After one year of being friends with my old book, which translates and comments the ionic works of Vitruvius, I must admit that it would probably still take some efforts for the two of us to get married. Mostly due to the fact, that I did not find any versions of it, that are not written in renaissance or barock Italian. Which makes this good friend of mine quite illegible to me. Not only to me, but also to google translate by the way, which utterly failed in getting a hold of his meaning.
Yet we certainly did get closer over these tasks. And while I may not have really understood Vitruvius words any better – due to a translation into a language that I do not know – I feel like I can understand his importance a bit better now.
Most exciting about “Gli oscuri e difficili passi dell’opera ionica di Vitruvio” are definitely all the drawings and illustrations. For whilst the book itself may only be known to a very small handful of scholars, and apparently some first-year students, many of the illustrations are far more widespread and appear in many other books and articles. Also modern ones. I would guess, that this is because of their accurateness and abstinence of a particular style. Rather than just being nice illustrations, they tell a lot about the ionic order even without needing any text accompanying them. This without being reduced to but one style. Instead in this book you can find perspectives, plan views, details, ratios etc etc. Some very artistic, with nice shadowing and very pleasing for the eye. Others barely mathematical, points and lines.

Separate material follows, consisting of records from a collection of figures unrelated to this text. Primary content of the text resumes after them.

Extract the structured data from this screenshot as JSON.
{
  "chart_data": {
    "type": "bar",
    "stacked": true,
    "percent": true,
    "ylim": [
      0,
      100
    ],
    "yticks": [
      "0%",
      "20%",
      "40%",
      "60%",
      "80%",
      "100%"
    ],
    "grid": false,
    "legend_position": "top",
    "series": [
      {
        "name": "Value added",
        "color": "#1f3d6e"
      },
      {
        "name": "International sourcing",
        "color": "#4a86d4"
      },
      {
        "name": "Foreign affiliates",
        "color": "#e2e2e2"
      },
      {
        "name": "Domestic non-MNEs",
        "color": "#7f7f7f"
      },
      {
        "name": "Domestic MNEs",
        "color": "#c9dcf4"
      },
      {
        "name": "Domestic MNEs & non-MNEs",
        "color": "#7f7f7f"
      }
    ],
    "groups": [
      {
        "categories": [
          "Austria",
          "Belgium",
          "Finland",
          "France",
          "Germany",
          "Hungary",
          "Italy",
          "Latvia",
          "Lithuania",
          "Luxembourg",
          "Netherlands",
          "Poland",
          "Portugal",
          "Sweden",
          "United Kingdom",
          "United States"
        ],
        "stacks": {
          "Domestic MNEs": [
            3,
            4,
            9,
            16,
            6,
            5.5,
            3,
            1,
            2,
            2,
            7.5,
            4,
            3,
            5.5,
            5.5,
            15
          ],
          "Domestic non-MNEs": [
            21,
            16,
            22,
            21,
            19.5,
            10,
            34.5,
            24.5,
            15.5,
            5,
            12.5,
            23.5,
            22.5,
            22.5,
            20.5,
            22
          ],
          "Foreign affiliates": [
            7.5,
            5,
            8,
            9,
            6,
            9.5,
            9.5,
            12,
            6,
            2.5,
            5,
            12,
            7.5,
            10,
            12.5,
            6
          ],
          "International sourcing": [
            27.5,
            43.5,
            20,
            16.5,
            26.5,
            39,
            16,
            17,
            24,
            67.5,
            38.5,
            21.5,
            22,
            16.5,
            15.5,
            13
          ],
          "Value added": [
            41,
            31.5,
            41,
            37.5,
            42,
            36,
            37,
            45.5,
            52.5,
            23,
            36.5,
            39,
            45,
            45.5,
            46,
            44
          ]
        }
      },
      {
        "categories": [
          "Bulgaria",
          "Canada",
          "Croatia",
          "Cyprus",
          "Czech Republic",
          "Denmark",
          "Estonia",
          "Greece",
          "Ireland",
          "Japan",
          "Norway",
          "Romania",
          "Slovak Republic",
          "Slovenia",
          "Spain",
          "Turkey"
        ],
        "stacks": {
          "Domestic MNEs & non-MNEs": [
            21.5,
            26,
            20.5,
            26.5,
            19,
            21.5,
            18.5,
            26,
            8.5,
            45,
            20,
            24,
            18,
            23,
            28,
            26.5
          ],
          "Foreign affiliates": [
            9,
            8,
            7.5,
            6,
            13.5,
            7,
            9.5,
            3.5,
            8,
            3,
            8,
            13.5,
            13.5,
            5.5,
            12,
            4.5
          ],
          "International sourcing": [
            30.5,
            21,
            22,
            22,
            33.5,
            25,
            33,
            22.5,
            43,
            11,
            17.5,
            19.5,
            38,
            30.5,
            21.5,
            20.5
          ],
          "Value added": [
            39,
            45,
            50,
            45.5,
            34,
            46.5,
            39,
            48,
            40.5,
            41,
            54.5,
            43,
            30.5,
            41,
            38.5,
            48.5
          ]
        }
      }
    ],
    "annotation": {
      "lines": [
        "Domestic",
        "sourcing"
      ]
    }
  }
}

By following nothing but these drawings, I think you can get a pretty good idea of how the ionic order is supposed to look like and to be constructed. At least according to Bertani’s idea of Vitruvius’ idea. If you follow the ratios, lengths, looks of the drawings in the book, you should be able to reproduce very nice and correct ionic columns. I for my part did copy some of the more interesting ones into my notebook, so as to compare them with existing columns that I find and check whether or not they cohere with each other in terms of the more important aspects.

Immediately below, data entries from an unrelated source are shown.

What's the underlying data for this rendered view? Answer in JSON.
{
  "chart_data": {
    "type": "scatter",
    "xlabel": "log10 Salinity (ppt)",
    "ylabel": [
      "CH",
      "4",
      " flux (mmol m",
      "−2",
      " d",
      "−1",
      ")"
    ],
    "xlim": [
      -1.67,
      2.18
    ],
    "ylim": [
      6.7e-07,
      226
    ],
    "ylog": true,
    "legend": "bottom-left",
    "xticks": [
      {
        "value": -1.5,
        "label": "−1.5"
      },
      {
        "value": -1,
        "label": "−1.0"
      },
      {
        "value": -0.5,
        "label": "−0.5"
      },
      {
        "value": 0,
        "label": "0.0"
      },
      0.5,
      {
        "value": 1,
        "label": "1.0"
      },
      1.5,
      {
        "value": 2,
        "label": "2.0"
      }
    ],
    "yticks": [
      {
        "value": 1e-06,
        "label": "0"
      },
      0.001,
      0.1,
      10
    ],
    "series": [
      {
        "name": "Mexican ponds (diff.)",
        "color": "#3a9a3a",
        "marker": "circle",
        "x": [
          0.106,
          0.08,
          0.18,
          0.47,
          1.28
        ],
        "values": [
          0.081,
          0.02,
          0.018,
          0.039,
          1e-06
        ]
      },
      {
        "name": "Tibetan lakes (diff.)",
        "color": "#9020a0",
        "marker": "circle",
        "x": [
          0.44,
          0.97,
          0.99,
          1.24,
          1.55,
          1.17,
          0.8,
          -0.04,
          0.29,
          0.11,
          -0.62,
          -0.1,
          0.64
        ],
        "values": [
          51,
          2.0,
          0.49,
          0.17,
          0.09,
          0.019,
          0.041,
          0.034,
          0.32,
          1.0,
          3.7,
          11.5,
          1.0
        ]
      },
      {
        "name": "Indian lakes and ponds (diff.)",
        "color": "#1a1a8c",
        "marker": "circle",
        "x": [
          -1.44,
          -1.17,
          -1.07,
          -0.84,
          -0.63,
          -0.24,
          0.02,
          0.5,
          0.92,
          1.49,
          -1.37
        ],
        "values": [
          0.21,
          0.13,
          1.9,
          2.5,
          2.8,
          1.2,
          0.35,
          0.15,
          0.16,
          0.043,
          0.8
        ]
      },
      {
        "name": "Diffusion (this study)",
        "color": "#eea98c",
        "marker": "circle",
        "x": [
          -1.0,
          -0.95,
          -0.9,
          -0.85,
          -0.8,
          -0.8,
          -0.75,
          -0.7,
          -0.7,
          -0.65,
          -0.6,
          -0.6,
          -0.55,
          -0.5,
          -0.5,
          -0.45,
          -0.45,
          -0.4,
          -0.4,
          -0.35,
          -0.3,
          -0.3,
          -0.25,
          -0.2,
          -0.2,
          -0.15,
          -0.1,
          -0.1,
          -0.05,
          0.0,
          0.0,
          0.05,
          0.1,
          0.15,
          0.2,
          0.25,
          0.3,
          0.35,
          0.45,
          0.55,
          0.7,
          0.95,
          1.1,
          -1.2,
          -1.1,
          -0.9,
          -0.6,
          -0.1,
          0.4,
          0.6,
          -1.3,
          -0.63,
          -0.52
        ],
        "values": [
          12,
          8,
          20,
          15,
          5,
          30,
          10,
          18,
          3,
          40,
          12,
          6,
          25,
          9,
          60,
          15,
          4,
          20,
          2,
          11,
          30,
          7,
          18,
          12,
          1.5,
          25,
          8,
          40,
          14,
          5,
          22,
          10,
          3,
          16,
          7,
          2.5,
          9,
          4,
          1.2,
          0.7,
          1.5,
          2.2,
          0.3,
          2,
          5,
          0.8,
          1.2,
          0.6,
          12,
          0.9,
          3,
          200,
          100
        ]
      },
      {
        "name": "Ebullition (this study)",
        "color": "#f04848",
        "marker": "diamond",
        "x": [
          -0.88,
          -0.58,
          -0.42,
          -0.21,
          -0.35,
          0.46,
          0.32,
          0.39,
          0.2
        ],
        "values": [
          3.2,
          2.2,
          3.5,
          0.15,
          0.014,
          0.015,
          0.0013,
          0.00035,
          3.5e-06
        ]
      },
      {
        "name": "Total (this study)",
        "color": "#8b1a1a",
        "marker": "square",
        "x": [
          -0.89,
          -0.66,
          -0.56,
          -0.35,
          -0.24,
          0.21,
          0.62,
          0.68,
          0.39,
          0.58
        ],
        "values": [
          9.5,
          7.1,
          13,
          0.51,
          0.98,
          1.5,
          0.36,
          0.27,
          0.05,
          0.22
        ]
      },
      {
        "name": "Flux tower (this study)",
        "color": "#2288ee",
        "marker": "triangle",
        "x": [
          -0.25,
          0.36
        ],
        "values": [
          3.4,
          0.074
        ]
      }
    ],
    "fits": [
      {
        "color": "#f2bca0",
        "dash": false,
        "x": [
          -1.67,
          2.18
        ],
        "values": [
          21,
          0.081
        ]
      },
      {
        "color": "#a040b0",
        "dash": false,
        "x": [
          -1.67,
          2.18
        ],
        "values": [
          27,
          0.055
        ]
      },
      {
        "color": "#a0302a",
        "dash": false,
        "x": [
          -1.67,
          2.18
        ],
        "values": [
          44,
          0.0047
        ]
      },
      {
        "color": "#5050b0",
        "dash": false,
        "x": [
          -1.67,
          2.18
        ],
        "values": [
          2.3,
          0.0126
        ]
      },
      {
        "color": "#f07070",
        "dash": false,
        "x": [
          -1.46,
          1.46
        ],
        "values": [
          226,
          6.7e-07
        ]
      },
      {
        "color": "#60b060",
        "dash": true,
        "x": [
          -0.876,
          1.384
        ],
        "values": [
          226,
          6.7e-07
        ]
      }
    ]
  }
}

As for some problems on the way, I mostly struggled with finding a decent amount of editions of this book. I did find more than mentioned in the according post, but many of those were very incoherent in lots of aspects. So, for instance, I highly doubted the fact, that the book was issued twice to a patron of the same name, in the same city, just exactly a hundred years apart.
I also had to realise , that the internet, as I have known it, certainly is not the very best way to conduct this kind of research.